The history of player pay

Pro owners would certainly pay less if they could and pocket the extra revenue. This would require making the market for player services less competitive. \

The first step to reducing pay involves the entry of new talent into the pro ranks. The reverse-order-of-finish draft was established. (The draft used by NBA)

The impact of draft: part of the value of talent that would have gone to recruiting and signing compensation is preserved for the league.
(All competition over incoming talent is eliminated since incoming players have no choice in signing their first contract)

But the amount preserved for the league seems to be diminishing:
(1) training has become a year-round activity
(2) most of the incoming athletes are simply worth too much to let their services slide for a year

The value that is preserved for the league goes to the owners of the weakest teams in the league.

Typically, weak teams are weak because that is the best that their fans will support (Rottenberg's invariance principle)

The draft reduces competition over players as they enter the league.
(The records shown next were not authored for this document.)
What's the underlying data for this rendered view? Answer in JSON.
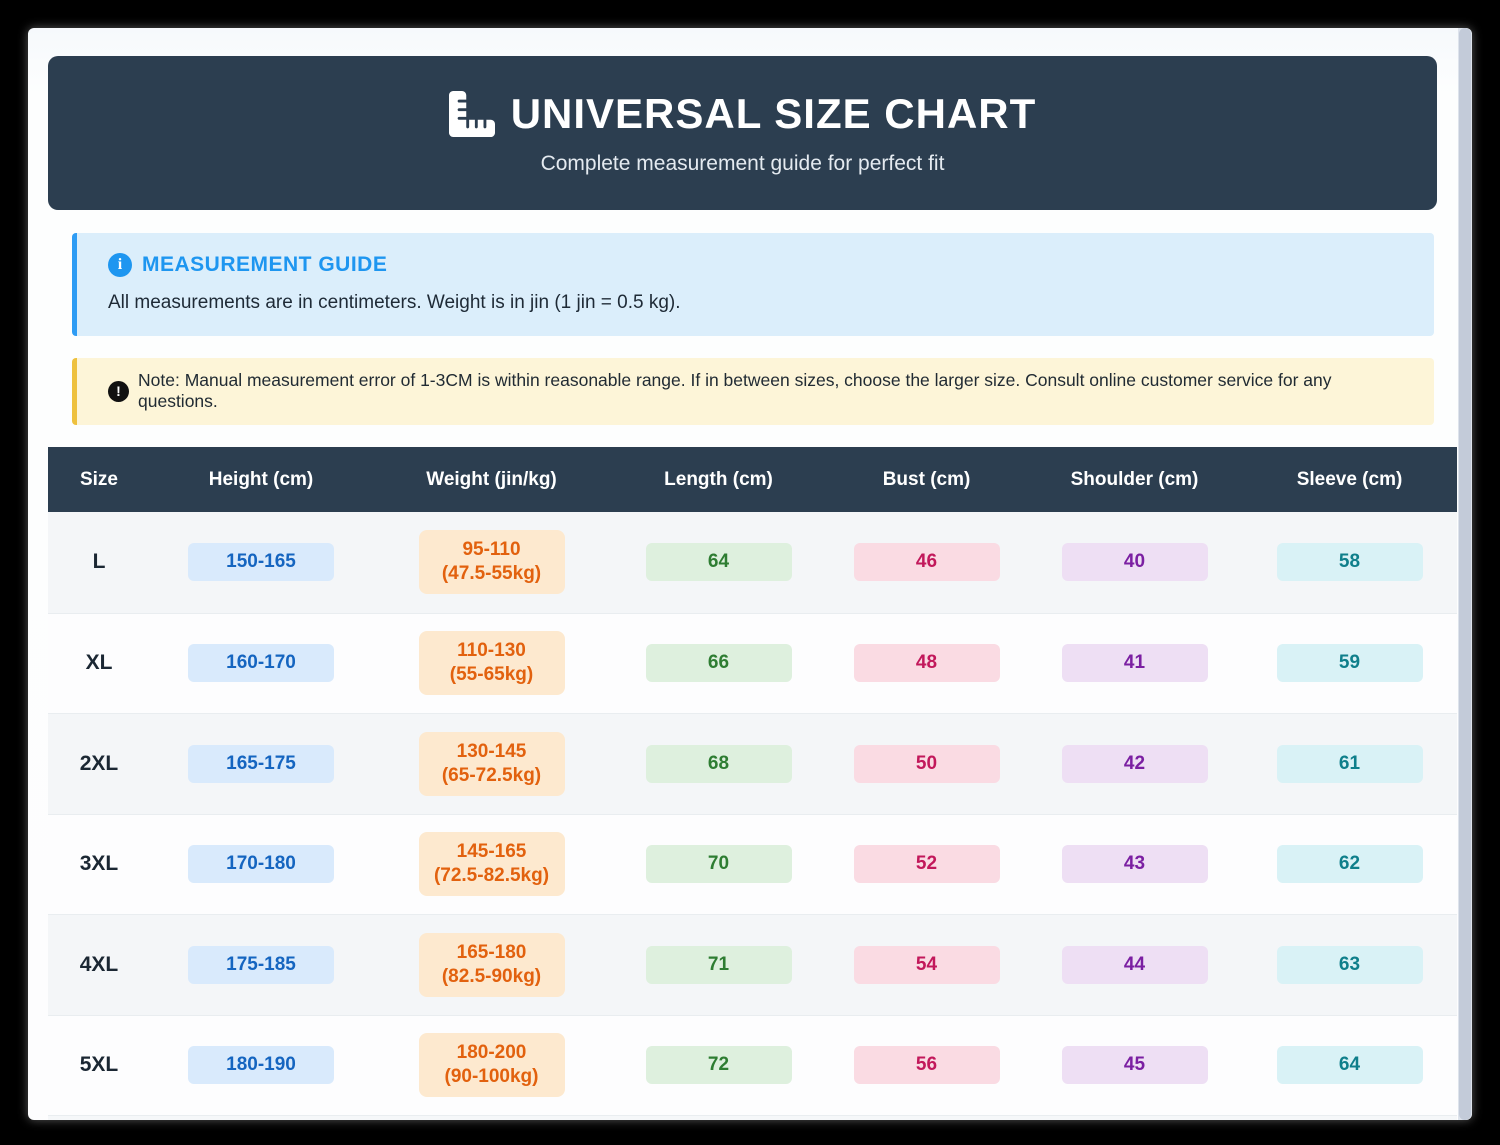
{
  "header": {
    "title": "UNIVERSAL SIZE CHART",
    "subtitle": "Complete measurement guide for perfect fit",
    "icon": "ruler-combined-icon"
  },
  "guide": {
    "icon": "info-circle-icon",
    "title": "MEASUREMENT GUIDE",
    "text": "All measurements are in centimeters. Weight is in jin (1 jin = 0.5 kg)."
  },
  "note": {
    "icon": "exclamation-circle-icon",
    "text": "Note: Manual measurement error of 1-3CM is within reasonable range. If in between sizes, choose the larger size. Consult online customer service for any questions."
  },
  "colors": {
    "banner_bg": "#2c3e50",
    "guide_accent": "#1e96f0",
    "note_accent": "#eec13e",
    "height_text": "#1565c0",
    "weight_text": "#e2610e",
    "length_text": "#2e7d32",
    "bust_text": "#c2185b",
    "shoulder_text": "#7b1fa2",
    "sleeve_text": "#0f7f8b"
  },
  "table": {
    "columns": [
      "Size",
      "Height (cm)",
      "Weight (jin/kg)",
      "Length (cm)",
      "Bust (cm)",
      "Shoulder (cm)",
      "Sleeve (cm)"
    ],
    "rows": [
      {
        "size": "L",
        "height": "150-165",
        "weight_jin": "95-110",
        "weight_kg": "(47.5-55kg)",
        "length": "64",
        "bust": "46",
        "shoulder": "40",
        "sleeve": "58"
      },
      {
        "size": "XL",
        "height": "160-170",
        "weight_jin": "110-130",
        "weight_kg": "(55-65kg)",
        "length": "66",
        "bust": "48",
        "shoulder": "41",
        "sleeve": "59"
      },
      {
        "size": "2XL",
        "height": "165-175",
        "weight_jin": "130-145",
        "weight_kg": "(65-72.5kg)",
        "length": "68",
        "bust": "50",
        "shoulder": "42",
        "sleeve": "61"
      },
      {
        "size": "3XL",
        "height": "170-180",
        "weight_jin": "145-165",
        "weight_kg": "(72.5-82.5kg)",
        "length": "70",
        "bust": "52",
        "shoulder": "43",
        "sleeve": "62"
      },
      {
        "size": "4XL",
        "height": "175-185",
        "weight_jin": "165-180",
        "weight_kg": "(82.5-90kg)",
        "length": "71",
        "bust": "54",
        "shoulder": "44",
        "sleeve": "63"
      },
      {
        "size": "5XL",
        "height": "180-190",
        "weight_jin": "180-200",
        "weight_kg": "(90-100kg)",
        "length": "72",
        "bust": "56",
        "shoulder": "45",
        "sleeve": "64"
      }
    ]
  }
}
The second step to reducing pay is the reduction of competition over talent after it has been drafted.

1922, the Federal Baseball decision simply meant that it would be nearly impossible to challenge the reserve clause because the Supreme Court had failed to rule against it.

Free agency actually is limited free agency in all pro sports.

One measure of the amount of player MRP that was kept by owners when the reserve clause was in force is called player exploitation.
formula: (MRP-Actual Salary)/MRP

With dramatic escalation in salaries brought by free agency, risk drove owners and players to long-term contracts.

Shirking actually is an old economic issue falling under the heading of principal-agent problems. 
The economic remedies:
(1)monitoring effect 
(2)strategic player effect (合同年效应) incentive-compatible mechanisms like performance incentives and contingency payments.

Invariance principle: the distribution of talent in a league is invariant to who gets the revenues generated by players; talent moves to its highest valued use in the league whether players or owners receive players' MRPs.
But restrictions on competition do reallocate payments away from players toward smaller-revenue market owners.

The invariance principle predicts that the better players will move to better teams, even if a draft is installed. Larger-revenue market owners will compensate smaller-revenue market owners for talent rather than find the talent on their own. If there were no draft, the players would get the money because they would simply go directly to the teams in higher-revenue  markets and collect the returns in terms of higher staring salaries and signing bonuses.

Trading down draft picks: a team actually trades higher draft picks for lower draft picks. Reason: an owner may not be able to afford to pay signing bonuses.